SEABOURNE Steps: An Anthology for Piano. 16 Scenes Before a Crcufixion

Author: 
Richard Whitehouse
SH168. SEABOURNE Steps: An Anthology for Piano, Vol 1SEABOURNE Steps: An Anthology for Piano, Vol 1
SH136. SEABOURNE 16 Scenes Before a CrcufixionSEABOURNE 16 Scenes Before a Crcufixion

SEABOURNE Steps: An Anthology for Piano, Vol 1

  • Greeting!
  • Still
  • The Little White Girl
  • El Suspiro del Moro
  • Split The Lark...
  • Suspended Journeys
  • Little Scene
  • Over the Ocean
  • Awake!
  • The Sun - just touched the Morning!
  • In Winter
  • Trois Petits Adieux
  • 16 Scenes Before a Crucifixion

The five volumes that comprise Steps marked an unequivocal return to composition for Peter Seabourne (b1960). The first and last (the central three volumes were reviewed in A/13 and A/14) confirm his music’s expressive range; not least an anthological first volume (2006) that juxtaposes evocative studies, lengthy ruminations and pithy vignettes. ‘The Little White Girl’ takes its cue from a Whistler painting, via a Swinburne poem, when portraying youth as reflected in experience with music both winsome and restless; ‘El suspiro del Moro’ depicts the last Moorish king’s retreat from Granada in epic but also intimate terms; while ‘In Winter’ draws upon verse by Stefan George and Sylvia Plath for miniatures nostalgic and quizzical.

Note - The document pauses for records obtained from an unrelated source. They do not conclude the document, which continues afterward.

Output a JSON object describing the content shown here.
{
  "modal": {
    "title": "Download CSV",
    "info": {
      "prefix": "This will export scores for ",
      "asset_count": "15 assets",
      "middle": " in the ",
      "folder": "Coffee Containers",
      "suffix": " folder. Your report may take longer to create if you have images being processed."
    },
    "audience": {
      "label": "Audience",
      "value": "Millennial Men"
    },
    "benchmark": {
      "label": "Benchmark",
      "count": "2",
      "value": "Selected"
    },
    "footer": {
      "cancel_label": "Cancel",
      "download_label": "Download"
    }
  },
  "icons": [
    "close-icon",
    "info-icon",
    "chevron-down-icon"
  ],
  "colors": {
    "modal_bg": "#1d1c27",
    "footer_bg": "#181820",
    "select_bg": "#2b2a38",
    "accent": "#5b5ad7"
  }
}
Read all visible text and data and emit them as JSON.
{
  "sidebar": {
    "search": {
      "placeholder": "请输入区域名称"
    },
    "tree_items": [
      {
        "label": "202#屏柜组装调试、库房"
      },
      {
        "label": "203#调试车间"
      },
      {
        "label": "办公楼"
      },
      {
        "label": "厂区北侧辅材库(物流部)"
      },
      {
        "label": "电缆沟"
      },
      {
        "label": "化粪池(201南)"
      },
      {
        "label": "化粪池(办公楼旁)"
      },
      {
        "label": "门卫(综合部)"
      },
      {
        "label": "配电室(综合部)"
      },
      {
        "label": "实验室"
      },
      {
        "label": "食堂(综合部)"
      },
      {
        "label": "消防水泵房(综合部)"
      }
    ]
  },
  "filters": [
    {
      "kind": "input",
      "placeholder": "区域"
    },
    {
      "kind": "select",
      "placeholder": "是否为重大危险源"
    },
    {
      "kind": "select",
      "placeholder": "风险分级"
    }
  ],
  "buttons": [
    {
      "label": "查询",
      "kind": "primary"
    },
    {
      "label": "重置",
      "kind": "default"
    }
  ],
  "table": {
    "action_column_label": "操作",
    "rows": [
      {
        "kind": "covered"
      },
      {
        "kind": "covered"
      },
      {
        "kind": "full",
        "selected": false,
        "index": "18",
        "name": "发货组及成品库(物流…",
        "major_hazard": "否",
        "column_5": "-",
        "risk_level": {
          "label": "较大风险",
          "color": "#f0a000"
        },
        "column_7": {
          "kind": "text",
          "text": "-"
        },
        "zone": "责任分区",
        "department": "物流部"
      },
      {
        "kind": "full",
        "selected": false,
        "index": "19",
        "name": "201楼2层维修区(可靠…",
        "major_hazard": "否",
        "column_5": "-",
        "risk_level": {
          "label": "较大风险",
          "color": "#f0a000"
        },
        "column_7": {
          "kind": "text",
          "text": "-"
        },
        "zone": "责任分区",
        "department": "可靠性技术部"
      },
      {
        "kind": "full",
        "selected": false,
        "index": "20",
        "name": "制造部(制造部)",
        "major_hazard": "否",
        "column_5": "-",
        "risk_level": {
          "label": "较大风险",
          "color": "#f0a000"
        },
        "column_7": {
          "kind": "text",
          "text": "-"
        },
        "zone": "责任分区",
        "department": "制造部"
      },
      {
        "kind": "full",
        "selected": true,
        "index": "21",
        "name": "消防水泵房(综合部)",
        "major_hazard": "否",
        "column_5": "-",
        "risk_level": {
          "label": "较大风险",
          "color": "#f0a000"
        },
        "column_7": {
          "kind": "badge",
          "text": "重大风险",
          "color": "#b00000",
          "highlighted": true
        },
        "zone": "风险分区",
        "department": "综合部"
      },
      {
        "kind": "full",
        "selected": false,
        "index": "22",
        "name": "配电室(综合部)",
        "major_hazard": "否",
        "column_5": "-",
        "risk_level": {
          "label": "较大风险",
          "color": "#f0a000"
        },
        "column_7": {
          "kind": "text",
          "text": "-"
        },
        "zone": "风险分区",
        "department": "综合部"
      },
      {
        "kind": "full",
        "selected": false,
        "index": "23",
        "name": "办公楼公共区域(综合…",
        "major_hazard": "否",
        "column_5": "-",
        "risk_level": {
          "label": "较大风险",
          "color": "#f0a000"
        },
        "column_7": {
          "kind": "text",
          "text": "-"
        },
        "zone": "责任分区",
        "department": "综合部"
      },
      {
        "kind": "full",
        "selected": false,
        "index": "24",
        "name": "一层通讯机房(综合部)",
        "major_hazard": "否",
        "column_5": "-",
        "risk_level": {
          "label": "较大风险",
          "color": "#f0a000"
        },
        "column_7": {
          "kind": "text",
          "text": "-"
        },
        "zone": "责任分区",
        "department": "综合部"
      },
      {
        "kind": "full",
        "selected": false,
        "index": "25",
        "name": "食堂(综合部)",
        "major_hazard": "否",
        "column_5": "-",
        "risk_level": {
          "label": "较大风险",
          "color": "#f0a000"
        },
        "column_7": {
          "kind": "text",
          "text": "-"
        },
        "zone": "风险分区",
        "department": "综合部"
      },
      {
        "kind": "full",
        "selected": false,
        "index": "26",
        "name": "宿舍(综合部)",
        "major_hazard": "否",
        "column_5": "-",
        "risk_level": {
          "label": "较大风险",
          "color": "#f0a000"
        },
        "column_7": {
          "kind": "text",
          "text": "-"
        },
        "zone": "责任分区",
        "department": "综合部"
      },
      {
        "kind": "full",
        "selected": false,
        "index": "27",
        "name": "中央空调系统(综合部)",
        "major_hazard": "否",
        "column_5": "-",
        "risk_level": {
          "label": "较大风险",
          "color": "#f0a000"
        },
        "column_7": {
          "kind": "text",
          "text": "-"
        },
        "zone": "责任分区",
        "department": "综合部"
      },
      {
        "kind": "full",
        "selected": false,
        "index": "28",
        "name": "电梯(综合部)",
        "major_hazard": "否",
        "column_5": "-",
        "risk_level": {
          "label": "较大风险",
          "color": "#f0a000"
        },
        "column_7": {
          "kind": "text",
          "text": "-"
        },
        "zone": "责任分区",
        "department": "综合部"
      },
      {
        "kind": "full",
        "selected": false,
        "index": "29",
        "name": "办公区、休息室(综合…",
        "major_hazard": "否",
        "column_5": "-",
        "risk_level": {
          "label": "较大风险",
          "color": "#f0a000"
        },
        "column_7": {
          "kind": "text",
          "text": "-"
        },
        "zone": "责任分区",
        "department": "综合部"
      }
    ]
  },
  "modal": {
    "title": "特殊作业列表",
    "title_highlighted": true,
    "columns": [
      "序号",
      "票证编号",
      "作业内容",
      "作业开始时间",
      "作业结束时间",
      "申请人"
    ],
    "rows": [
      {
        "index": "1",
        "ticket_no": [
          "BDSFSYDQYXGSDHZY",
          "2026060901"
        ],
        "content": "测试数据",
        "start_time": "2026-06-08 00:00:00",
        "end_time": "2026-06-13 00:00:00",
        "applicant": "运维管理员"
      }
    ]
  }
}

The fifth volume, Sixteen Scenes Before a Crucifixion (2014), is less a collection than a linear meditation on the Passiontide canvases by Caravaggio, as translated into music Seabourne has described as ‘overwhelmingly pessimistic and bleak’. This is already evident in ‘I’, akin to a processional in its sombrely tolling chords and halting rhythmic tread that emerges into the foreground then returns into the distance. ‘IV’ affords brief affirmation with its ecstatic trills and arabesques, and ‘VIII’ summons a melody from its texture to moving effect offset by the agitated manner overall. ‘XII’ is the most complex in meshing antagonistic elements towards a brutal climax, while ‘XVI’ brings a starkly fatalistic ending as betrayal effects crucifixion.

Both these performers are notably attuned to Seabourne’s music. The poise and dexterity of Minjeong Shin are notably well served by what is undoubtedly the finest recording on any of these discs, while Alessandro Viale sounds hardly less inside the fraught sound world of his sequence. Informative booklet-notes from the composer. Those who have been collecting this series need not hesitate – though newcomers should certainly begin with Vol 1.